Age of 'cheap rice' from Asia is over, says London thinktank
WASHINGTON (AP) – The decades-long era of “cheap rice” when technological advances drove down prices of Asia’s staple food may be over, but that could be good news for farm labourers, a British development think tank says.
While the rising cost of rice will hurt poor urban consumers, particularly in parts of Africa that import rice from Asia, increasing wages could help yank many Asian agricultural workers out of poverty.
“Millions of agricultural labourers stand to gain from higher wages, with potentially huge benefits for poverty reduction. But many poor households will also face higher food bills – and countries in Africa will face higher food import costs,” said Mr Kevin Watkins, director of the London-based Overseas Development Institute.
A report by the institute being released on Thursday says rice prices fell from the early 1970s to the early 2000s due to improved use of seeds, fertiliser and irrigation. But prices began to rise in 2002, and never returned to previous levels after they
spiked during the global food crisis of 2007-08, when rice prices on world markets tripled.
In early 2013, rice prices topped US$550 (S$700) per metric ton, double the level in 2000.
The report attributes the price increase to rising production costs: higher wages for labourers, more costly fuel and fertiliser, and increased stockpiling of rice by nations such as China, India and Thailand.
The amount of rice that is stored rather going to market has increased from a world total of 75 million metric tons in 2006-07, to 105 million metric tons by 2011-12, according to U.S. Department of Agriculture estimates.

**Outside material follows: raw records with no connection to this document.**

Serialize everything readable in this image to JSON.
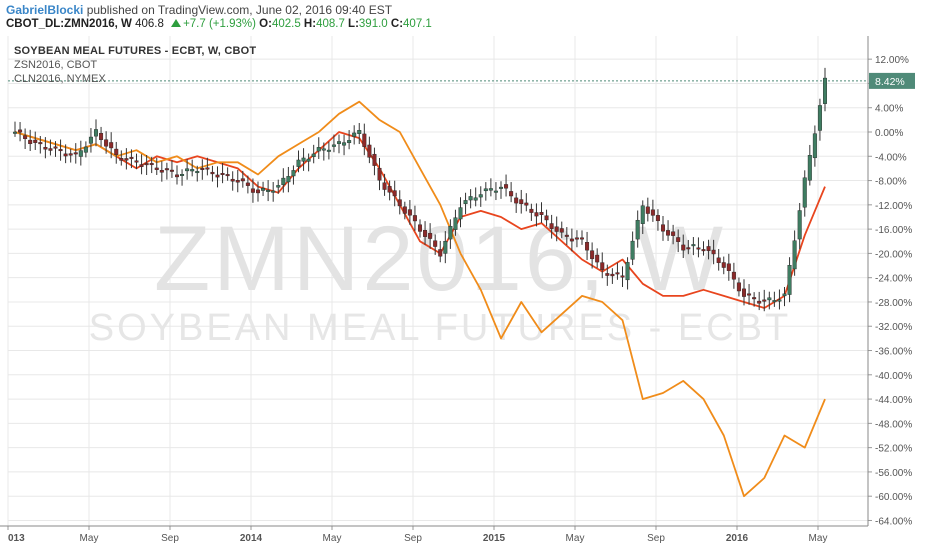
{
  "header": {
    "user": "GabrielBlocki",
    "published_text": " published on TradingView.com, June 02, 2016 09:40 EST",
    "symbol": "CBOT_DL:ZMN2016, W",
    "last": "406.8",
    "change": "+7.7 (+1.93%)",
    "open_label": "O:",
    "open": "402.5",
    "high_label": "H:",
    "high": "408.7",
    "low_label": "L:",
    "low": "391.0",
    "close_label": "C:",
    "close": "407.1"
  },
  "legend": {
    "main": "SOYBEAN MEAL FUTURES - ECBT, W, CBOT",
    "compare1": "ZSN2016, CBOT",
    "compare2": "CLN2016, NYMEX"
  },
  "watermark": {
    "line1": "ZMN2016, W",
    "line2": "SOYBEAN MEAL FUTURES - ECBT"
  },
  "colors": {
    "candle_up": "#3f7d62",
    "candle_down": "#8c2a2a",
    "zsn_line": "#e8451e",
    "cln_line": "#f08c1a",
    "current_label_bg": "#4f8a78",
    "grid": "#e8e8e8"
  },
  "chart_data": {
    "type": "line",
    "title": "SOYBEAN MEAL FUTURES - ECBT, W, CBOT",
    "y_unit": "percent change",
    "ylim": [
      -64,
      12
    ],
    "y_ticks": [
      "12.00%",
      "8.00%",
      "4.00%",
      "0.00%",
      "-4.00%",
      "-8.00%",
      "-12.00%",
      "-16.00%",
      "-20.00%",
      "-24.00%",
      "-28.00%",
      "-32.00%",
      "-36.00%",
      "-40.00%",
      "-44.00%",
      "-48.00%",
      "-52.00%",
      "-56.00%",
      "-60.00%",
      "-64.00%"
    ],
    "x_ticks": [
      {
        "label": "013",
        "date": "2013-01",
        "bold": true
      },
      {
        "label": "May",
        "date": "2013-05",
        "bold": false
      },
      {
        "label": "Sep",
        "date": "2013-09",
        "bold": false
      },
      {
        "label": "2014",
        "date": "2014-01",
        "bold": true
      },
      {
        "label": "May",
        "date": "2014-05",
        "bold": false
      },
      {
        "label": "Sep",
        "date": "2014-09",
        "bold": false
      },
      {
        "label": "2015",
        "date": "2015-01",
        "bold": true
      },
      {
        "label": "May",
        "date": "2015-05",
        "bold": false
      },
      {
        "label": "Sep",
        "date": "2015-09",
        "bold": false
      },
      {
        "label": "2016",
        "date": "2016-01",
        "bold": true
      },
      {
        "label": "May",
        "date": "2016-05",
        "bold": false
      }
    ],
    "grid": true,
    "current_value_label": "8.42%",
    "current_value": 8.42,
    "series": [
      {
        "name": "ZSN2016, CBOT",
        "x": [
          "2013-01",
          "2013-02",
          "2013-03",
          "2013-04",
          "2013-05",
          "2013-06",
          "2013-07",
          "2013-08",
          "2013-09",
          "2013-10",
          "2013-11",
          "2013-12",
          "2014-01",
          "2014-02",
          "2014-03",
          "2014-04",
          "2014-05",
          "2014-06",
          "2014-07",
          "2014-08",
          "2014-09",
          "2014-10",
          "2014-11",
          "2014-12",
          "2015-01",
          "2015-02",
          "2015-03",
          "2015-04",
          "2015-05",
          "2015-06",
          "2015-07",
          "2015-08",
          "2015-09",
          "2015-10",
          "2015-11",
          "2015-12",
          "2016-01",
          "2016-02",
          "2016-03",
          "2016-04",
          "2016-05"
        ],
        "values": [
          0,
          -1,
          -2,
          -3,
          -2,
          -4,
          -6,
          -4,
          -5,
          -4,
          -5,
          -6,
          -9,
          -10,
          -6,
          -3,
          0,
          -1,
          -6,
          -12,
          -18,
          -20,
          -14,
          -13,
          -14,
          -16,
          -15,
          -18,
          -21,
          -23,
          -21,
          -25,
          -27,
          -27,
          -26,
          -27,
          -28,
          -29,
          -27,
          -17,
          -9
        ]
      },
      {
        "name": "CLN2016, NYMEX",
        "x": [
          "2013-01",
          "2013-02",
          "2013-03",
          "2013-04",
          "2013-05",
          "2013-06",
          "2013-07",
          "2013-08",
          "2013-09",
          "2013-10",
          "2013-11",
          "2013-12",
          "2014-01",
          "2014-02",
          "2014-03",
          "2014-04",
          "2014-05",
          "2014-06",
          "2014-07",
          "2014-08",
          "2014-09",
          "2014-10",
          "2014-11",
          "2014-12",
          "2015-01",
          "2015-02",
          "2015-03",
          "2015-04",
          "2015-05",
          "2015-06",
          "2015-07",
          "2015-08",
          "2015-09",
          "2015-10",
          "2015-11",
          "2015-12",
          "2016-01",
          "2016-02",
          "2016-03",
          "2016-04",
          "2016-05"
        ],
        "values": [
          0,
          -1,
          -2,
          -3,
          -2,
          -4,
          -3,
          -5,
          -4,
          -6,
          -5,
          -5,
          -7,
          -4,
          -2,
          0,
          3,
          5,
          2,
          0,
          -6,
          -12,
          -20,
          -26,
          -34,
          -28,
          -33,
          -30,
          -27,
          -28,
          -31,
          -44,
          -43,
          -41,
          -44,
          -50,
          -60,
          -57,
          -50,
          -52,
          -44
        ]
      },
      {
        "name": "SOYBEAN MEAL FUTURES - ECBT, W, CBOT",
        "x": [
          "2013-01",
          "2013-02",
          "2013-03",
          "2013-04",
          "2013-05",
          "2013-06",
          "2013-07",
          "2013-08",
          "2013-09",
          "2013-10",
          "2013-11",
          "2013-12",
          "2014-01",
          "2014-02",
          "2014-03",
          "2014-04",
          "2014-05",
          "2014-06",
          "2014-07",
          "2014-08",
          "2014-09",
          "2014-10",
          "2014-11",
          "2014-12",
          "2015-01",
          "2015-02",
          "2015-03",
          "2015-04",
          "2015-05",
          "2015-06",
          "2015-07",
          "2015-08",
          "2015-09",
          "2015-10",
          "2015-11",
          "2015-12",
          "2016-01",
          "2016-02",
          "2016-03",
          "2016-04",
          "2016-05"
        ],
        "values": [
          0,
          -2,
          -3,
          -4,
          0,
          -4,
          -5,
          -6,
          -7,
          -6,
          -7,
          -8,
          -10,
          -9,
          -5,
          -3,
          -2,
          0,
          -8,
          -12,
          -16,
          -20,
          -12,
          -10,
          -9,
          -12,
          -14,
          -17,
          -18,
          -23,
          -24,
          -12,
          -16,
          -19,
          -19,
          -22,
          -27,
          -28,
          -27,
          -8,
          8.42
        ]
      }
    ]
  }
}
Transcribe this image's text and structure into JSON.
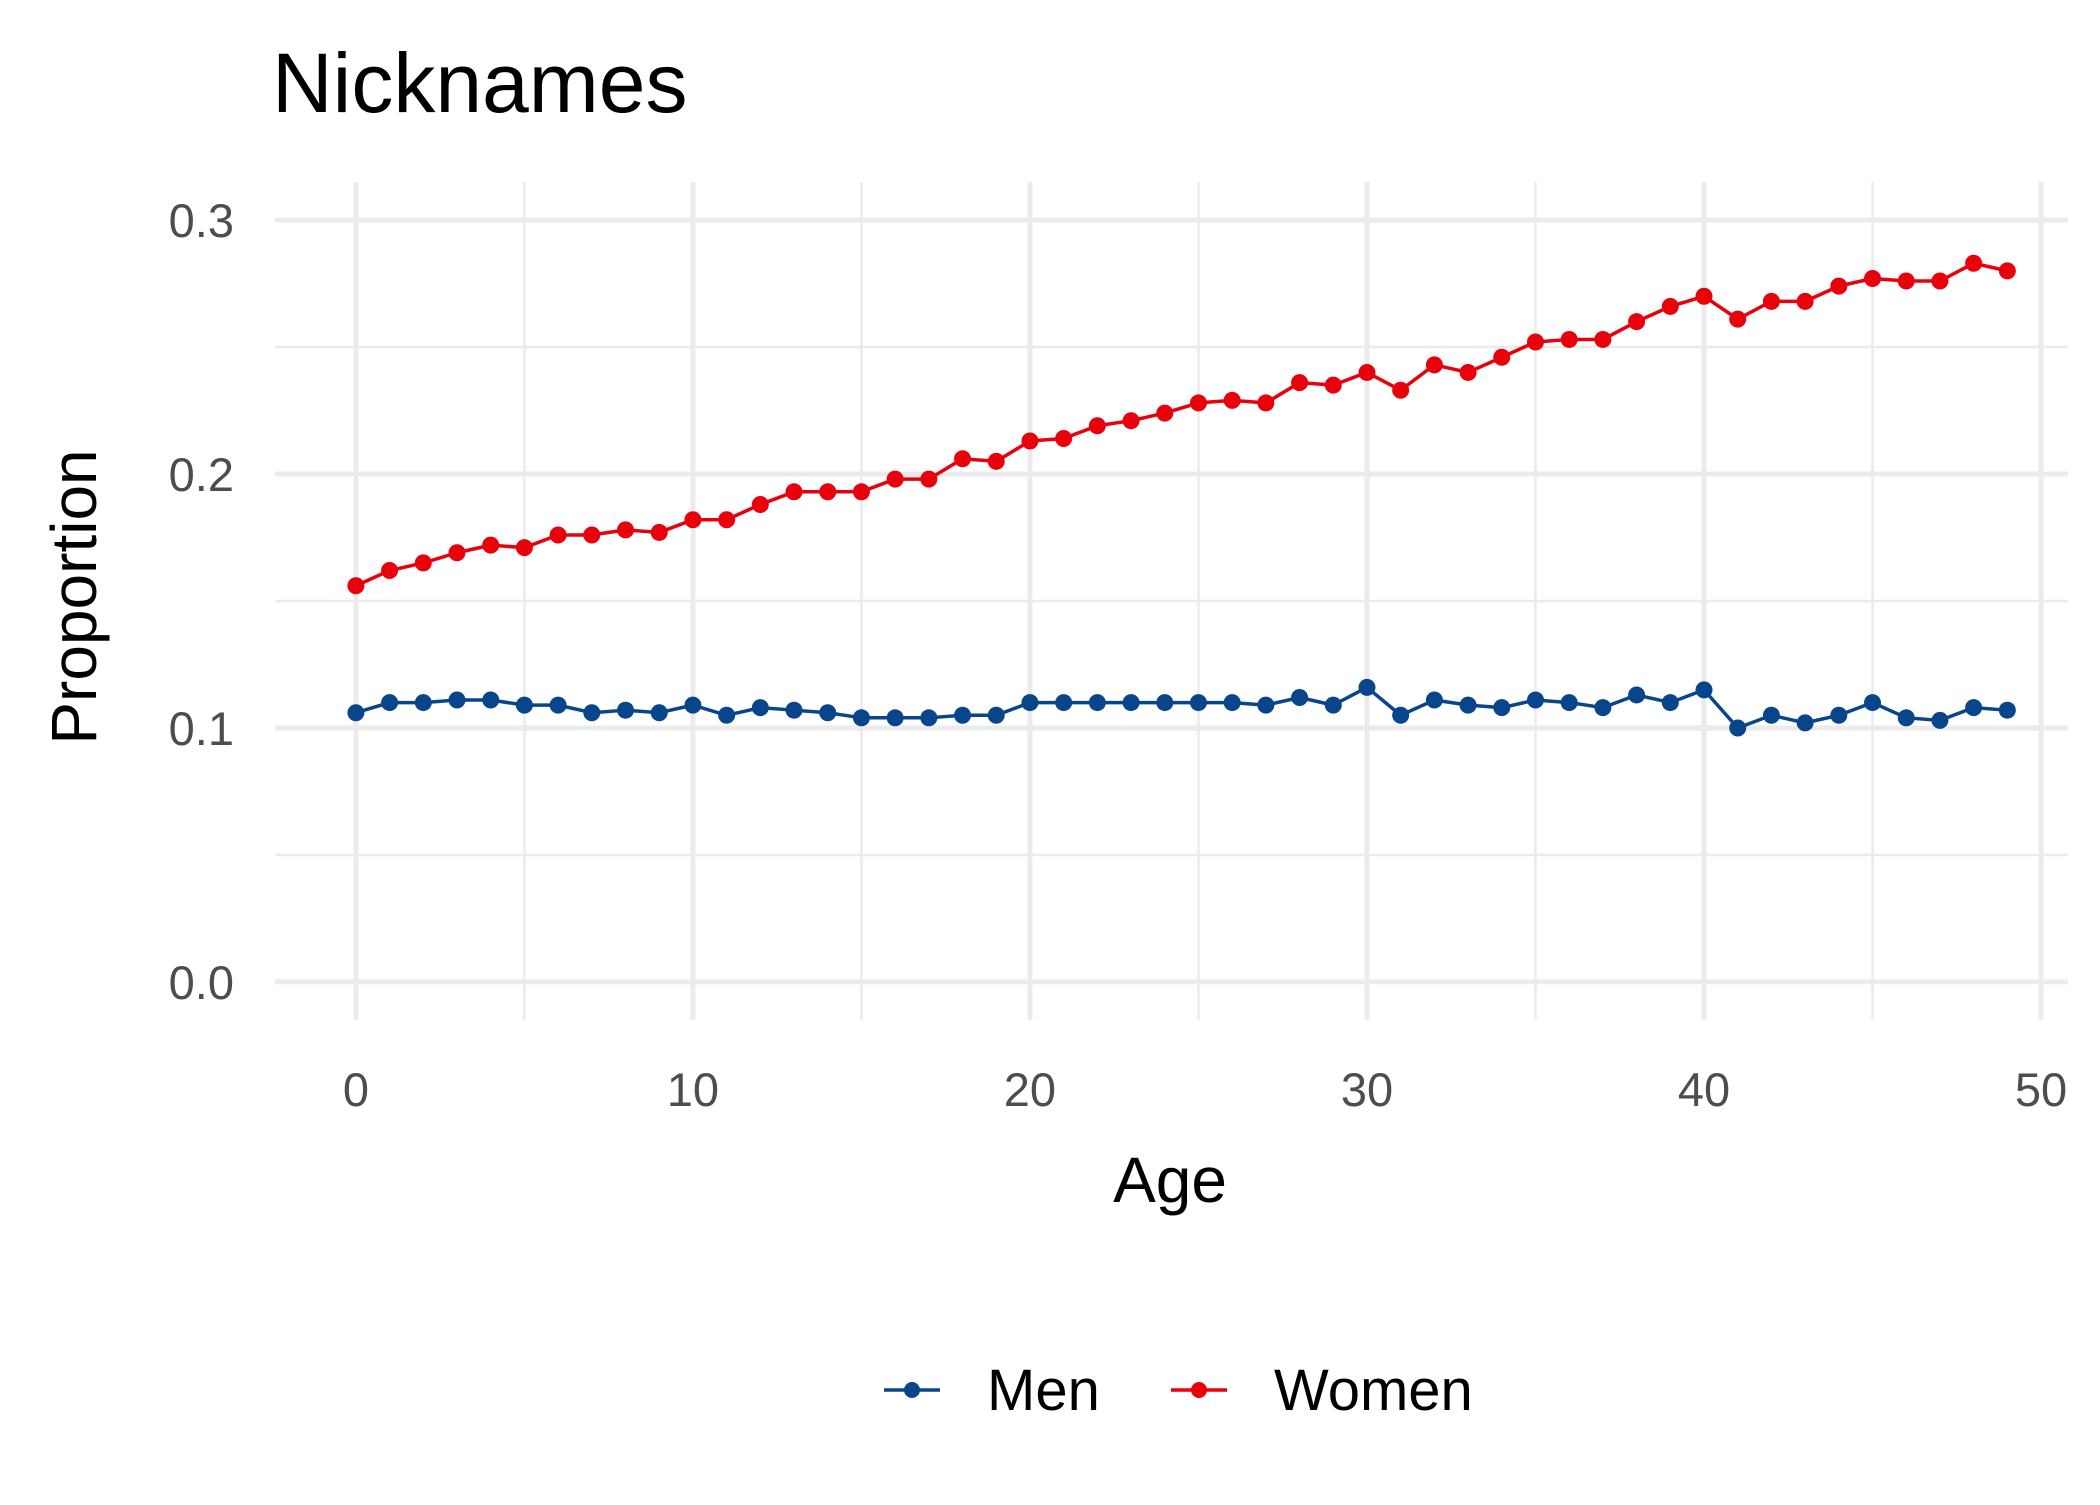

India imposed tight restrictions on rice exports from late 2007 to 2011, and government-run programme in Thailand to buy rice from farmers, has diverted grains that would have been exported to public stores. China, meanwhile, has in the past two years
begun to substantial imports from a leading exporter, Vietnam.
According to 2008 figures cited by the institute, some 1.3 billion of Asia’s poor depend on rural labour for their livelihoods. But in parts of the continent, labour shortages may now be emerging, as urbanisation and the growth of manufacturing industry, particularly in China, have tempted rural workers away from the land.
Rural wages for Indian farm laborers have risen by around a third in the last five years, it says.
As the price of rice in Asia rises, parts of Latin America and Africa could capitalise by producing it both for domestic consumption and to help meet global demand. Humid, coastal West Africa has a high potential for rice production, the report says.